I baked for an hour in various forms of torture, starting with a pleasurable 20
minute hot bath in mineral water from the springs, then a VERY hot steam room for 3-5
minutes, and then I baked in towels for about 30 minutes sweating my brains out... (I lost
6 pounds in water). Finally, it ended with a shower and a cool off. By the
end, I nearly fainted. Shouldn't have eaten chips and salsa before going in. Big
mistake. But I should have done something like this (sauna/steam room) before I even
started the trip. Good to cleanse the system a bit. I really needed it.
I ended by camping in the Hickory Nut Recreation Area in the Ouachita National
Forest. Again, had it all to my self.
May 21st - Lots of driving ahead. I wanted to be in Colorado
Springs in two days. I calculated that I had 18 hours of driving left and I still
had one more stop I wanted to make: Oklahoma and the Beaver Bend Resort State
Park. It was a pretty nice place, but I didn't have too much time to spend
there. I did get a quick hike in with some nice views of the river below. I
hit the road after a shower, and drove all day. Spent night in Kansas Truck Stop off
May 22nd - Truck stops are great places to sleep for the night.

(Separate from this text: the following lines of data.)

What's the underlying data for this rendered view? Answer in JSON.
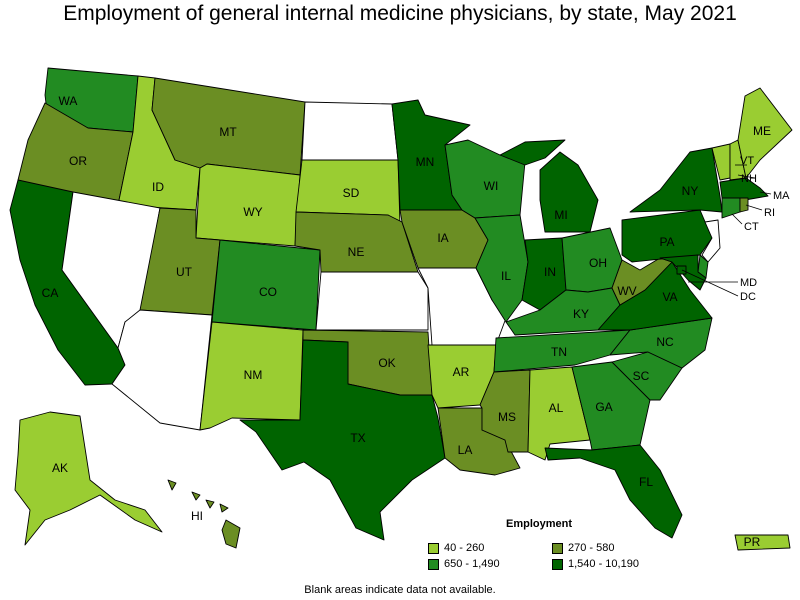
{
  "title": "Employment of general internal medicine physicians, by state, May 2021",
  "legend": {
    "title": "Employment",
    "items": [
      {
        "label": "40 - 260",
        "color": "#9acd32"
      },
      {
        "label": "270 - 580",
        "color": "#6b8e23"
      },
      {
        "label": "650 - 1,490",
        "color": "#228b22"
      },
      {
        "label": "1,540 - 10,190",
        "color": "#006400"
      }
    ]
  },
  "footnote": "Blank areas indicate data not available.",
  "states": {
    "WA": {
      "label": "WA",
      "cat": 2
    },
    "OR": {
      "label": "OR",
      "cat": 1
    },
    "CA": {
      "label": "CA",
      "cat": 3
    },
    "ID": {
      "label": "ID",
      "cat": 0
    },
    "NV": {
      "label": "",
      "cat": -1
    },
    "MT": {
      "label": "MT",
      "cat": 1
    },
    "WY": {
      "label": "WY",
      "cat": 0
    },
    "UT": {
      "label": "UT",
      "cat": 1
    },
    "AZ": {
      "label": "",
      "cat": -1
    },
    "CO": {
      "label": "CO",
      "cat": 2
    },
    "NM": {
      "label": "NM",
      "cat": 0
    },
    "ND": {
      "label": "",
      "cat": -1
    },
    "SD": {
      "label": "SD",
      "cat": 0
    },
    "NE": {
      "label": "NE",
      "cat": 1
    },
    "KS": {
      "label": "",
      "cat": -1
    },
    "OK": {
      "label": "OK",
      "cat": 1
    },
    "TX": {
      "label": "TX",
      "cat": 3
    },
    "MN": {
      "label": "MN",
      "cat": 3
    },
    "IA": {
      "label": "IA",
      "cat": 1
    },
    "MO": {
      "label": "",
      "cat": -1
    },
    "AR": {
      "label": "AR",
      "cat": 0
    },
    "LA": {
      "label": "LA",
      "cat": 1
    },
    "WI": {
      "label": "WI",
      "cat": 2
    },
    "IL": {
      "label": "IL",
      "cat": 2
    },
    "MI": {
      "label": "MI",
      "cat": 3
    },
    "IN": {
      "label": "IN",
      "cat": 3
    },
    "OH": {
      "label": "OH",
      "cat": 2
    },
    "KY": {
      "label": "KY",
      "cat": 2
    },
    "TN": {
      "label": "TN",
      "cat": 2
    },
    "MS": {
      "label": "MS",
      "cat": 1
    },
    "AL": {
      "label": "AL",
      "cat": 0
    },
    "GA": {
      "label": "GA",
      "cat": 2
    },
    "FL": {
      "label": "FL",
      "cat": 3
    },
    "SC": {
      "label": "SC",
      "cat": 2
    },
    "NC": {
      "label": "NC",
      "cat": 2
    },
    "VA": {
      "label": "VA",
      "cat": 3
    },
    "WV": {
      "label": "WV",
      "cat": 1
    },
    "PA": {
      "label": "PA",
      "cat": 3
    },
    "NY": {
      "label": "NY",
      "cat": 3
    },
    "VT": {
      "label": "VT",
      "cat": 0
    },
    "NH": {
      "label": "NH",
      "cat": 0
    },
    "ME": {
      "label": "ME",
      "cat": 0
    },
    "MA": {
      "label": "MA",
      "cat": 3
    },
    "CT": {
      "label": "CT",
      "cat": 2
    },
    "RI": {
      "label": "RI",
      "cat": 1
    },
    "NJ": {
      "label": "",
      "cat": -1
    },
    "DE": {
      "label": "",
      "cat": 2
    },
    "MD": {
      "label": "MD",
      "cat": 3
    },
    "DC": {
      "label": "DC",
      "cat": 3
    },
    "AK": {
      "label": "AK",
      "cat": 0
    },
    "HI": {
      "label": "HI",
      "cat": 1
    },
    "PR": {
      "label": "PR",
      "cat": 0
    }
  }
}
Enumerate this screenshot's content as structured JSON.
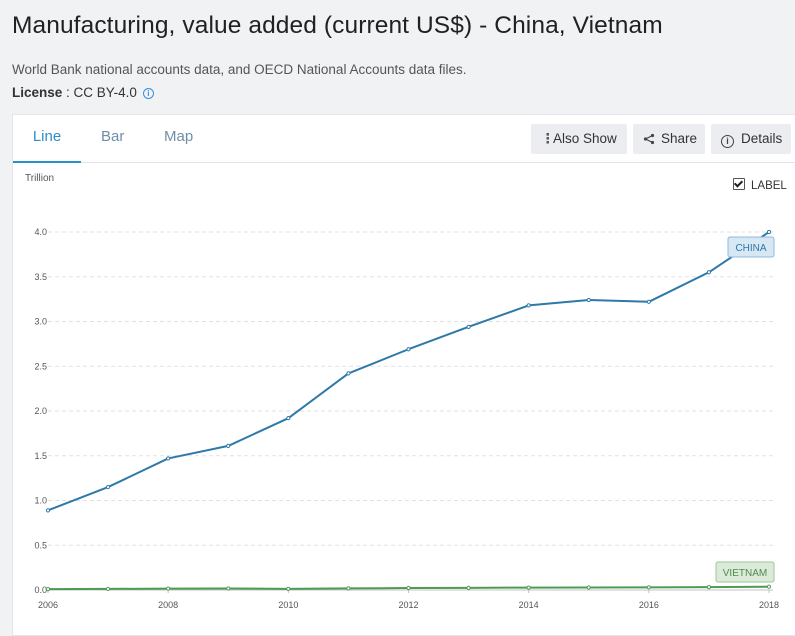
{
  "header": {
    "title": "Manufacturing, value added (current US$) - China, Vietnam",
    "source": "World Bank national accounts data, and OECD National Accounts data files.",
    "license_label": "License",
    "license_value": ": CC BY-4.0"
  },
  "tabs": [
    {
      "label": "Line",
      "active": true
    },
    {
      "label": "Bar",
      "active": false
    },
    {
      "label": "Map",
      "active": false
    }
  ],
  "toolbar": {
    "also_show": "Also Show",
    "share": "Share",
    "details": "Details"
  },
  "label_toggle": {
    "text": "LABEL",
    "checked": true
  },
  "colors": {
    "china": "#2e79a8",
    "vietnam": "#4e9a52",
    "active_tab": "#2b8fc9"
  },
  "chart_data": {
    "type": "line",
    "ylabel": "Trillion",
    "ylim": [
      0,
      4.0
    ],
    "y_ticks": [
      "0.0",
      "0.5",
      "1.0",
      "1.5",
      "2.0",
      "2.5",
      "3.0",
      "3.5",
      "4.0"
    ],
    "x_ticks": [
      "2006",
      "2008",
      "2010",
      "2012",
      "2014",
      "2016",
      "2018"
    ],
    "x": [
      2006,
      2007,
      2008,
      2009,
      2010,
      2011,
      2012,
      2013,
      2014,
      2015,
      2016,
      2017,
      2018
    ],
    "grid": true,
    "series": [
      {
        "name": "CHINA",
        "color": "#2e79a8",
        "values": [
          0.89,
          1.15,
          1.47,
          1.61,
          1.92,
          2.42,
          2.69,
          2.94,
          3.18,
          3.24,
          3.22,
          3.55,
          4.0
        ]
      },
      {
        "name": "VIETNAM",
        "color": "#4e9a52",
        "values": [
          0.01,
          0.012,
          0.016,
          0.017,
          0.013,
          0.018,
          0.022,
          0.024,
          0.027,
          0.028,
          0.03,
          0.032,
          0.037
        ]
      }
    ]
  }
}
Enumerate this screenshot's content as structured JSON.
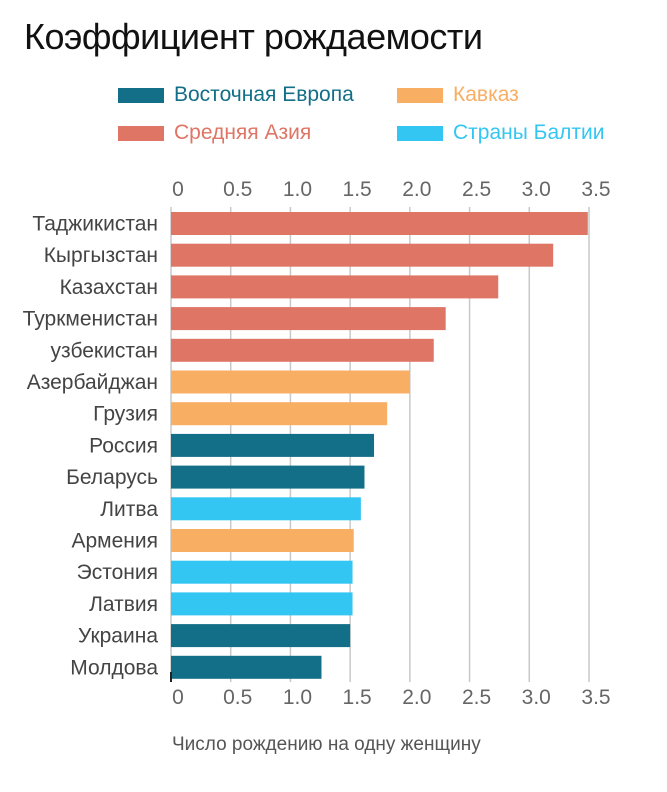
{
  "chart_data": {
    "type": "bar",
    "orientation": "horizontal",
    "title": "Коэффициент рождаемости",
    "xlabel": "Число рождению на одну женщину",
    "ylabel": "",
    "xlim": [
      0,
      3.5
    ],
    "ticks": [
      "0",
      "0.5",
      "1.0",
      "1.5",
      "2.0",
      "2.5",
      "3.0",
      "3.5"
    ],
    "tick_values": [
      0,
      0.5,
      1,
      1.5,
      2,
      2.5,
      3,
      3.5
    ],
    "grid": true,
    "legend": [
      {
        "name": "Восточная Европа",
        "color": "#136f87"
      },
      {
        "name": "Кавказ",
        "color": "#f8ae63"
      },
      {
        "name": "Средняя Азия",
        "color": "#de7565"
      },
      {
        "name": "Страны Балтии",
        "color": "#33c6f2"
      }
    ],
    "categories": [
      "Таджикистан",
      "Кыргызстан",
      "Казахстан",
      "Туркменистан",
      "узбекистан",
      "Азербайджан",
      "Грузия",
      "Россия",
      "Беларусь",
      "Литва",
      "Армения",
      "Эстония",
      "Латвия",
      "Украина",
      "Молдова"
    ],
    "values": [
      3.49,
      3.2,
      2.74,
      2.3,
      2.2,
      2.0,
      1.81,
      1.7,
      1.62,
      1.59,
      1.53,
      1.52,
      1.52,
      1.5,
      1.26
    ],
    "groups": [
      2,
      2,
      2,
      2,
      2,
      1,
      1,
      0,
      0,
      3,
      1,
      3,
      3,
      0,
      0
    ]
  }
}
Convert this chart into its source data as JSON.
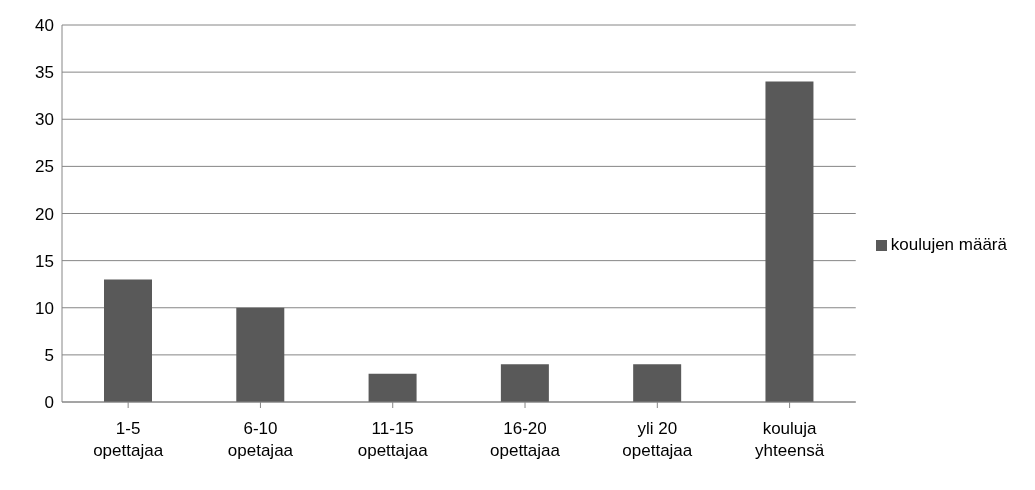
{
  "chart_data": {
    "type": "bar",
    "categories": [
      "1-5 opettajaa",
      "6-10 opetajaa",
      "11-15 opettajaa",
      "16-20 opettajaa",
      "yli 20 opettajaa",
      "kouluja yhteensä"
    ],
    "series": [
      {
        "name": "koulujen määrä",
        "color": "#595959",
        "values": [
          13,
          10,
          3,
          4,
          4,
          34
        ]
      }
    ],
    "ylim": [
      0,
      40
    ],
    "yticks": [
      0,
      5,
      10,
      15,
      20,
      25,
      30,
      35,
      40
    ],
    "grid": "y",
    "legend": "right"
  }
}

First of all, they are fairly safe (compared to rest areas)... especially if you pick a
busy one. Second of all, many have CHEAP and clean $3 showers! What a
bargain! After a shower, I was off to Colorado. I don't feel like I missed
much in Kansas and northern Oklahoma. It seems like both areas consisted of one big
endless farm field with the exception of OK City and Wichita. Although the prairies
were nice, I was quite content to see it by car.
Reading and Listening
- The Way of the Peaceful Warrior on tape read by the author, Dan
Millman. A fantastic book if you are into self-help or spirituality. I plan on
listening to it again at some point on the trip. Thanks mom for the tapes! And
thanks Dan Millman for the inspiration. After hearing this story, I was inspired to
improve my diet on the trip... and try to enjoy the moment... live in the present as much
- Dances With Wolves Soundtrack while driving the prairies of Kansas.
- Shiek Yerbouti by Frank Zappa. I laughed out loud listening to
this. With lyrics like "ram it up your poop shoot" and "I can handle
an hour on the tower of power, just as long as I gets my golden shower" you know you
are in for some entertainment! Sick, yes, but incredibly funny! Too bad he's
gone now. This is one concert I really wish I had the opportunity to see in the
flesh. Thanks letting me borrow the CD Jim!